Wellbeing economy monitor: December 2022 update

The monitor brings together a range of indicators to provide a baseline for assessing progress towards the development of a wellbeing economy in Scotland.

This document is part of a collection

5. Summary of the data

The table below summarises progress with respect to the indicators. The Charts in detail section provides more information on performance against each of the indicators. Performance is assessed as improving, maintaining or worsening based on the change between the last two data points of an indicator. Details of the assessment criteria are provided in the Technical Annex. The assessment of performance is made objectively and impartially by senior analysts in the Scottish Government. Decisions on performance are made independently of Scottish Government Ministers.

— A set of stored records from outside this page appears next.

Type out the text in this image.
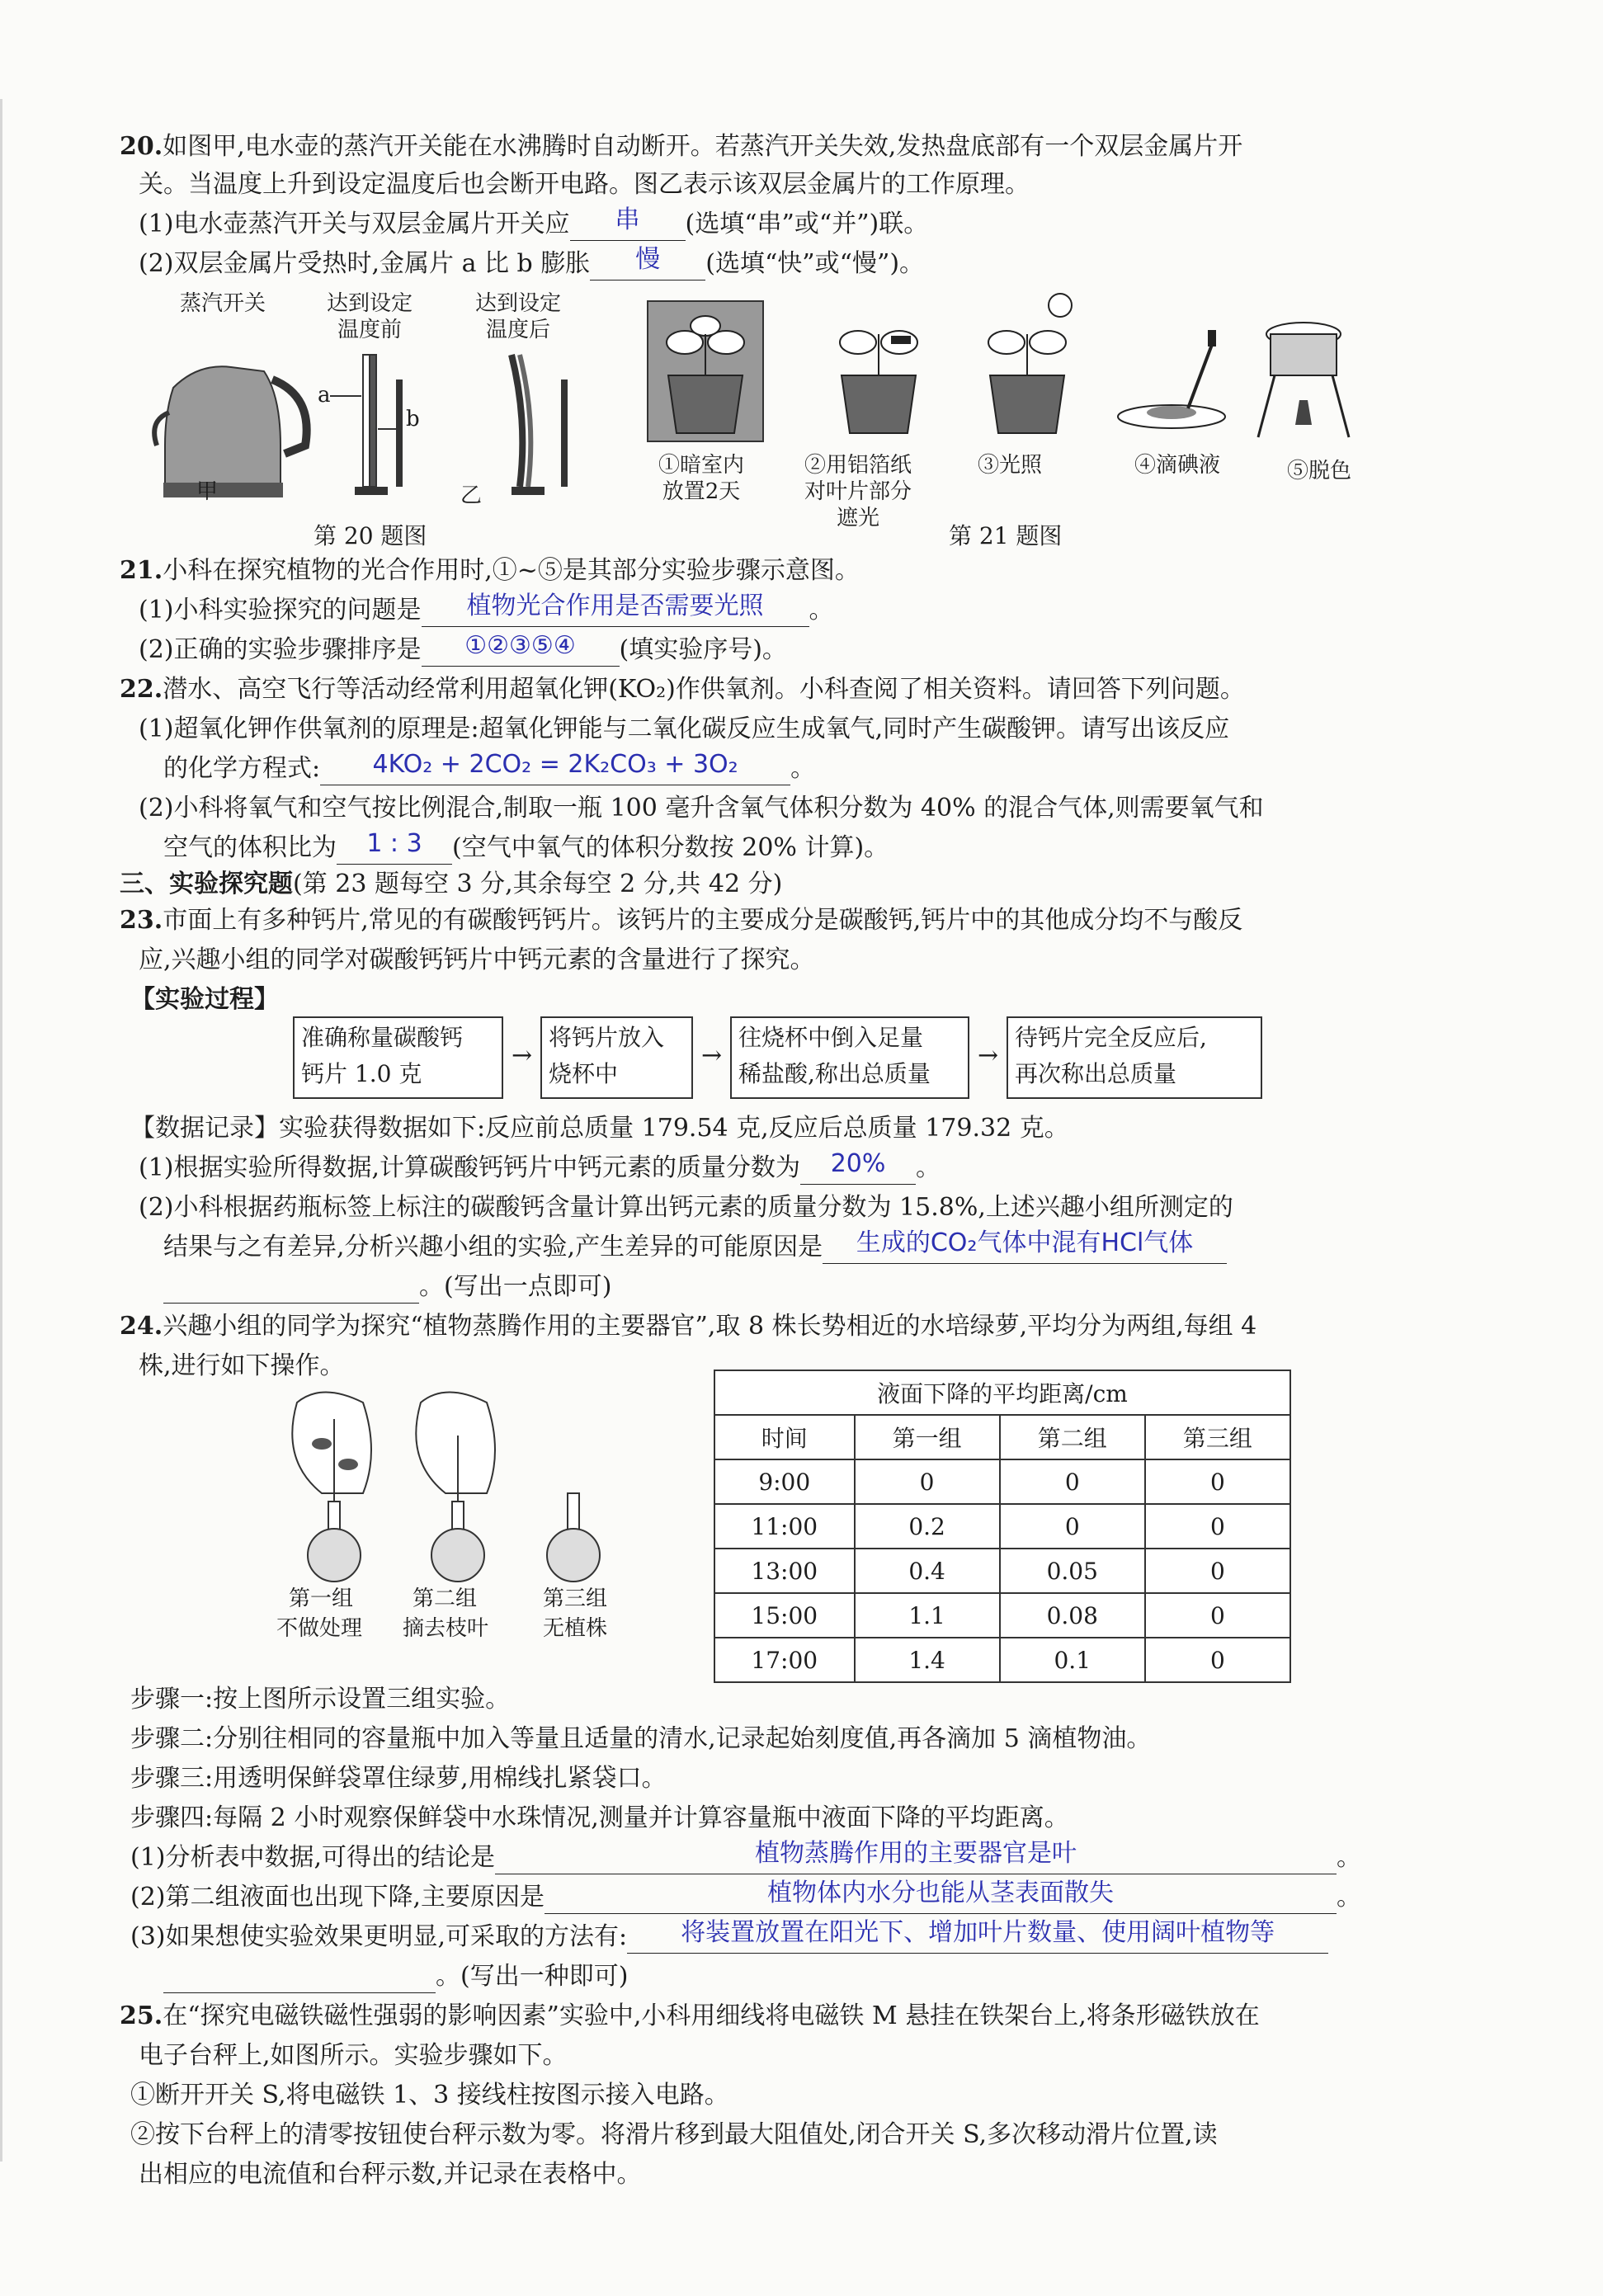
20.如图甲,电水壶的蒸汽开关能在水沸腾时自动断开。若蒸汽开关失效,发热盘底部有一个双层金属片开
关。当温度上升到设定温度后也会断开电路。图乙表示该双层金属片的工作原理。
(1)电水壶蒸汽开关与双层金属片开关应	串	(选填“串”或“并”)联。
(2)双层金属片受热时,金属片 a 比 b 膨胀	慢	(选填“快”或“慢”)。
蒸汽开关	达到设定温度前
达到设定温度后
a
b
甲	乙
第 20 题图
①暗室内放置2天
②用铝箔纸对叶片部分遮光
③光照	④滴碘液	⑤脱色
第 21 题图
21.小科在探究植物的光合作用时,①~⑤是其部分实验步骤示意图。
(1)小科实验探究的问题是	植物光合作用是否需要光照	。
(2)正确的实验步骤排序是	①②③⑤④	(填实验序号)。
22.潜水、高空飞行等活动经常利用超氧化钾(KO₂)作供氧剂。小科查阅了相关资料。请回答下列问题。
(1)超氧化钾作供氧剂的原理是:超氧化钾能与二氧化碳反应生成氧气,同时产生碳酸钾。请写出该反应
的化学方程式:	4KO₂ + 2CO₂ = 2K₂CO₃ + 3O₂	。
(2)小科将氧气和空气按比例混合,制取一瓶 100 毫升含氧气体积分数为 40% 的混合气体,则需要氧气和
空气的体积比为	1 : 3	(空气中氧气的体积分数按 20% 计算)。
三、实验探究题(第 23 题每空 3 分,其余每空 2 分,共 42 分)
23.市面上有多种钙片,常见的有碳酸钙钙片。该钙片的主要成分是碳酸钙,钙片中的其他成分均不与酸反
应,兴趣小组的同学对碳酸钙钙片中钙元素的含量进行了探究。
【实验过程】
准确称量碳酸钙
钙片 1.0 克
→
将钙片放入
烧杯中
→
往烧杯中倒入足量
稀盐酸,称出总质量
→
待钙片完全反应后,
再次称出总质量
【数据记录】实验获得数据如下:反应前总质量 179.54 克,反应后总质量 179.32 克。
(1)根据实验所得数据,计算碳酸钙钙片中钙元素的质量分数为	20%	。
(2)小科根据药瓶标签上标注的碳酸钙含量计算出钙元素的质量分数为 15.8%,上述兴趣小组所测定的
结果与之有差异,分析兴趣小组的实验,产生差异的可能原因是	生成的CO₂气体中混有HCl气体
。(写出一点即可)
24.兴趣小组的同学为探究“植物蒸腾作用的主要器官”,取 8 株长势相近的水培绿萝,平均分为两组,每组 4
株,进行如下操作。
第一组
不做处理
第二组
摘去枝叶
第三组
无植株
液面下降的平均距离/cm			
时间	第一组	第二组	第三组
9:00	0	0	0
11:00	0.2	0	0
13:00	0.4	0.05	0
15:00	1.1	0.08	0
17:00	1.4	0.1	0
步骤一:按上图所示设置三组实验。
步骤二:分别往相同的容量瓶中加入等量且适量的清水,记录起始刻度值,再各滴加 5 滴植物油。
步骤三:用透明保鲜袋罩住绿萝,用棉线扎紧袋口。
步骤四:每隔 2 小时观察保鲜袋中水珠情况,测量并计算容量瓶中液面下降的平均距离。
(1)分析表中数据,可得出的结论是	植物蒸腾作用的主要器官是叶	。
(2)第二组液面也出现下降,主要原因是	植物体内水分也能从茎表面散失	。
(3)如果想使实验效果更明显,可采取的方法有:	将装置放置在阳光下、增加叶片数量、使用阔叶植物等
。(写出一种即可)
25.在“探究电磁铁磁性强弱的影响因素”实验中,小科用细线将电磁铁 M 悬挂在铁架台上,将条形磁铁放在
电子台秤上,如图所示。实验步骤如下。
①断开开关 S,将电磁铁 1、3 接线柱按图示接入电路。
②按下台秤上的清零按钮使台秤示数为零。将滑片移到最大阻值处,闭合开关 S,多次移动滑片位置,读
出相应的电流值和台秤示数,并记录在表格中。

Performance has been improving for five of the indicators, maintaining for seven and worsening for two.

Table 1: Summary of progress

Since the initial Wellbeing Economy Monitor was published in June 2022, new data has become available for four indicators: young people's participation; investment as a share of GDP; share of employees earning below the real living wage; and, assets in community ownership.

Young people's (16–19-year-old's) participation in education, training or employment increased from 92.2% in 2021 to 92.4% in 2022. This is the highest level ever reported and represents a continuation of longer-term trends. For this age group, between 2021 and 2022 participation in education fell from 74.8% to 73.1% and for training and development fell from 1.8% to 1.7%; however, participation in employment rose from 15.5% to 17.5%. Looking at longer-term trends, over the period 2018 to 2022 improvements in the overall rate of participation have mainly been driven by increased participation in education. Between 2018 and 2022 this rose by 1.8 percentage points, from 71.3% to 73.1%[5].

Investment as a share of GDP decreased from 17.1% in 2019 to 16.6% in 2020 and stayed at that level in 2021. This follows a fall from 17.4% in 2017 and 2018, which was the highest rate seen since 2007. Investment as a share of GDP has been persistently lower in Scotland than in most of our comparator countries. Scotland's business capital investment rates as a share of GDP are particularly low. However, Scotland performs comparably well in terms of public sector investment as a share of GDP when compared to other WEGo countries.

The share of employees earning less than the real living wage decreased from 14.5% in 2021 to 9.0% in 2022. This continues the downward trend seen since 2018. Between 2021 and 2022, the proportion of employees earning less than the real living wage decreased the most for employees in the Accommodation and food services sector (down from 68.0% in 2021 to 45.0% in 2022) followed by employees in the Wholesale and retail sector (down from 35.9% in 2021 to 20.4% in 2022).

The number of assets in community ownership increased from 663 in 2020 to 711 in 2021. Almost all of these assets are either land and/or buildings. The increase of 7% between 2020 and 2021 is in line with the steady upward trend in the number of assets owned since 2000. Of the 48 assets which came into community ownership in 2021, 27 were in remote rural areas, 6 in accessible rural areas, and 15 in urban areas[6].